Terça-feira, 03.07.07

           

                                                        

Aqui por esta nossa terra alentejana, somos uma gente muito especial.

            Houve até quem dissesse que nós e a nossa paisagem fazemos tão harmonioso casamento quer nos  cantares, quer no artesanato, quer na gostosa gastronomia à base  de pão que, somos como que “uma pátria dentro de outra pátria”.

            A frase é bonita – é !

            Mas também é verdadeiro o conceito que encerra.

            Lá pelo norte, numa paisagem de verdes perenes as mulheres vestiam-se de  cores vivas.

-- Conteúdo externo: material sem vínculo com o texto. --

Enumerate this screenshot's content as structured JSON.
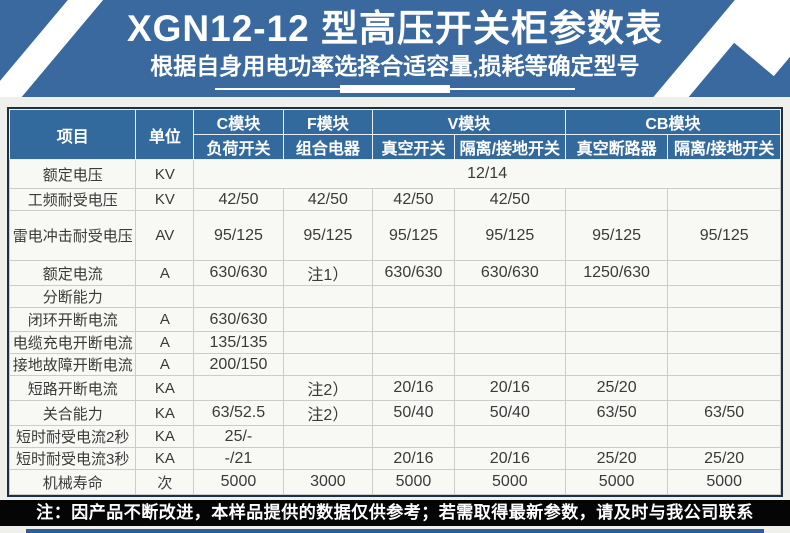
{
  "banner": {
    "title": "XGN12-12 型高压开关柜参数表",
    "subtitle": "根据自身用电功率选择合适容量,损耗等确定型号"
  },
  "table": {
    "header": {
      "item": "项目",
      "unit": "单位",
      "groups": [
        {
          "name": "C模块",
          "span": 1
        },
        {
          "name": "F模块",
          "span": 1
        },
        {
          "name": "V模块",
          "span": 2
        },
        {
          "name": "CB模块",
          "span": 2
        }
      ],
      "subcols": [
        "负荷开关",
        "组合电器",
        "真空开关",
        "隔离/接地开关",
        "真空断路器",
        "隔离/接地开关"
      ]
    },
    "rows": [
      {
        "label": "额定电压",
        "unit": "KV",
        "merged": "12/14"
      },
      {
        "label": "工频耐受电压",
        "unit": "KV",
        "values": [
          "42/50",
          "42/50",
          "42/50",
          "42/50",
          "",
          ""
        ]
      },
      {
        "label": "雷电冲击耐受电压",
        "unit": "AV",
        "values": [
          "95/125",
          "95/125",
          "95/125",
          "95/125",
          "95/125",
          "95/125"
        ]
      },
      {
        "label": "额定电流",
        "unit": "A",
        "values": [
          "630/630",
          "注1）",
          "630/630",
          "630/630",
          "1250/630",
          ""
        ]
      },
      {
        "label": "分断能力",
        "unit": "",
        "values": [
          "",
          "",
          "",
          "",
          "",
          ""
        ]
      },
      {
        "label": "闭环开断电流",
        "unit": "A",
        "values": [
          "630/630",
          "",
          "",
          "",
          "",
          ""
        ]
      },
      {
        "label": "电缆充电开断电流",
        "unit": "A",
        "values": [
          "135/135",
          "",
          "",
          "",
          "",
          ""
        ]
      },
      {
        "label": "接地故障开断电流",
        "unit": "A",
        "values": [
          "200/150",
          "",
          "",
          "",
          "",
          ""
        ]
      },
      {
        "label": "短路开断电流",
        "unit": "KA",
        "values": [
          "",
          "注2）",
          "20/16",
          "20/16",
          "25/20",
          ""
        ]
      },
      {
        "label": "关合能力",
        "unit": "KA",
        "values": [
          "63/52.5",
          "注2）",
          "50/40",
          "50/40",
          "63/50",
          "63/50"
        ]
      },
      {
        "label": "短时耐受电流2秒",
        "unit": "KA",
        "values": [
          "25/-",
          "",
          "",
          "",
          "",
          ""
        ]
      },
      {
        "label": "短时耐受电流3秒",
        "unit": "KA",
        "values": [
          "-/21",
          "",
          "20/16",
          "20/16",
          "25/20",
          "25/20"
        ]
      },
      {
        "label": "机械寿命",
        "unit": "次",
        "values": [
          "5000",
          "3000",
          "5000",
          "5000",
          "5000",
          "5000"
        ]
      }
    ]
  },
  "footer": {
    "note": "注：因产品不断改进，本样品提供的数据仅供参考；若需取得最新参数，请及时与我公司联系"
  },
  "colors": {
    "banner_blue": "#39699f",
    "header_blue": "#336a9e",
    "footer_black": "#050505",
    "bottom_line_blue": "#2b5d9c",
    "grid_gray": "#cccccc"
  }
}
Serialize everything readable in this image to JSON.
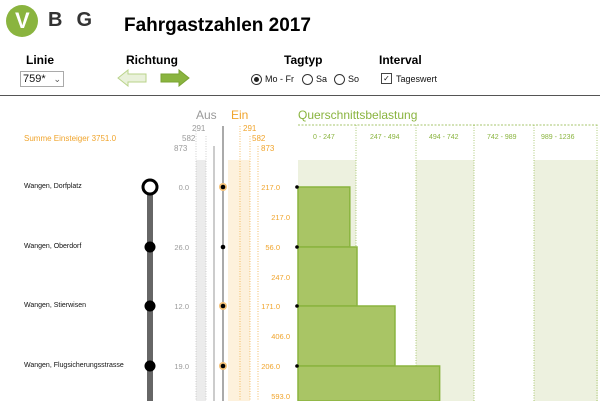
{
  "app": {
    "logo_letters": "BG",
    "logo_v": "V",
    "title": "Fahrgastzahlen 2017"
  },
  "controls": {
    "linie_label": "Linie",
    "linie_value": "759*",
    "richtung_label": "Richtung",
    "tagtyp_label": "Tagtyp",
    "tagtyp_options": [
      "Mo - Fr",
      "Sa",
      "So"
    ],
    "tagtyp_selected": "Mo - Fr",
    "interval_label": "Interval",
    "interval_option": "Tageswert",
    "interval_checked": true
  },
  "board": {
    "aus_label": "Aus",
    "ein_label": "Ein",
    "section_label": "Querschnittsbelastung",
    "sum_label": "Summe Einsteiger 3751.0",
    "aus_ticks": [
      "291",
      "582",
      "873"
    ],
    "ein_ticks": [
      "291",
      "582",
      "873"
    ],
    "segments": [
      "0 - 247",
      "247 - 494",
      "494 - 742",
      "742 - 989",
      "989 - 1236"
    ],
    "stops": [
      {
        "name": "Wangen, Dorfplatz",
        "aus": "0.0",
        "ein": "217.0",
        "load": "217.0",
        "load_value": 217,
        "first": true
      },
      {
        "name": "Wangen, Oberdorf",
        "aus": "26.0",
        "ein": "56.0",
        "load": "247.0",
        "load_value": 247
      },
      {
        "name": "Wangen, Stierwisen",
        "aus": "12.0",
        "ein": "171.0",
        "load": "406.0",
        "load_value": 406
      },
      {
        "name": "Wangen, Flugsicherungsstrasse",
        "aus": "19.0",
        "ein": "206.0",
        "load": "593.0",
        "load_value": 593
      }
    ],
    "max_load": 1236,
    "colors": {
      "green": "#8ab43f",
      "green_fill": "#a9c565",
      "orange": "#f0a42c",
      "grey": "#9a9a9a",
      "shade": "#edf1df"
    }
  }
}
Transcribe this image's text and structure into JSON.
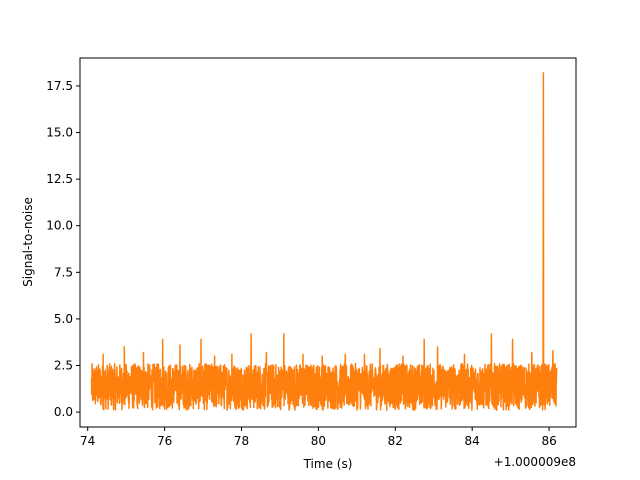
{
  "chart_data": {
    "type": "line",
    "title": "",
    "xlabel": "Time (s)",
    "ylabel": "Signal-to-noise",
    "x_offset_label": "+1.000009e8",
    "xlim": [
      73.8,
      86.7
    ],
    "ylim": [
      -0.8,
      19.0
    ],
    "x_ticks": [
      74,
      76,
      78,
      80,
      82,
      84,
      86
    ],
    "x_tick_labels": [
      "74",
      "76",
      "78",
      "80",
      "82",
      "84",
      "86"
    ],
    "y_ticks": [
      0.0,
      2.5,
      5.0,
      7.5,
      10.0,
      12.5,
      15.0,
      17.5
    ],
    "y_tick_labels": [
      "0.0",
      "2.5",
      "5.0",
      "7.5",
      "10.0",
      "12.5",
      "15.0",
      "17.5"
    ],
    "grid": false,
    "series": [
      {
        "color": "#ff7f0e",
        "x_start": 74.1,
        "x_end": 86.2,
        "noise_min": 0.1,
        "noise_max": 2.6,
        "peaks": [
          {
            "x": 74.4,
            "y": 3.1
          },
          {
            "x": 74.95,
            "y": 3.5
          },
          {
            "x": 75.45,
            "y": 3.2
          },
          {
            "x": 75.95,
            "y": 3.9
          },
          {
            "x": 76.4,
            "y": 3.6
          },
          {
            "x": 76.95,
            "y": 3.9
          },
          {
            "x": 77.3,
            "y": 3.0
          },
          {
            "x": 77.75,
            "y": 3.1
          },
          {
            "x": 78.25,
            "y": 4.2
          },
          {
            "x": 78.65,
            "y": 3.2
          },
          {
            "x": 79.1,
            "y": 4.2
          },
          {
            "x": 79.6,
            "y": 3.1
          },
          {
            "x": 80.1,
            "y": 3.0
          },
          {
            "x": 80.7,
            "y": 3.1
          },
          {
            "x": 81.2,
            "y": 3.1
          },
          {
            "x": 81.6,
            "y": 3.4
          },
          {
            "x": 82.2,
            "y": 3.0
          },
          {
            "x": 82.75,
            "y": 3.9
          },
          {
            "x": 83.1,
            "y": 3.5
          },
          {
            "x": 83.8,
            "y": 3.1
          },
          {
            "x": 84.5,
            "y": 4.2
          },
          {
            "x": 85.05,
            "y": 3.9
          },
          {
            "x": 85.55,
            "y": 3.2
          },
          {
            "x": 85.85,
            "y": 18.2
          },
          {
            "x": 86.1,
            "y": 3.3
          }
        ]
      }
    ]
  }
}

            Vermelhos, verdes, esbanjando lantejoulas e enfeites de ouros num hino à  alegria, às romarias do colorido das suas vinhas e vergeis.

            Por cá, usavam-se cores discretas de tons apagados como que receosos de  macular a imensidão da paisagem.

Sabendo-se discretas pareciam ter consciência de que não turvavam nem ao de  leve a atenção que cabe à grandeza dos nossos vastos horizontes.

            Por acaso – ou coincidência – os pescadores frente á imensidão do mar também não usavam cores vibrantes.

            Eram de cores mortas os axadrezados das suas calças e camisas; negras as cintas e igualmente os gorros.

            Tudo escuro e sóbrio. Modesto e humilde como quem depende para viver de um grande e indomável rei que ama e teme.

            Cada província adapta os seus costumes ao clima e à paisagem.

            No casario é o mesmo.

            Por cá usa-se o branco reflectindo melhor a luz afasta o bafo quente que vem das  terras bêbadas de sol que obrigam restolhos e matos a transpirar  odores de que só o  Alentejo tem o segredo.

            Por apuro e garridice enfeitam-se as casas com barrões de cores.

            Azul quase sempre. Azul ferrete de preferência.

            Tem que ver com o céu, a distância e diz a gente antiga que com “Nossa Senhora  da  Conceição”.

            Muitas vezes, também, se usa o ocre.

            Apanha-se com ele a cor das searas maduras e dos pastos olorosos.

            Aqui na nossa terra o ocre bebe também seus tons, nas pedras, nos fortes, nas  muralhas.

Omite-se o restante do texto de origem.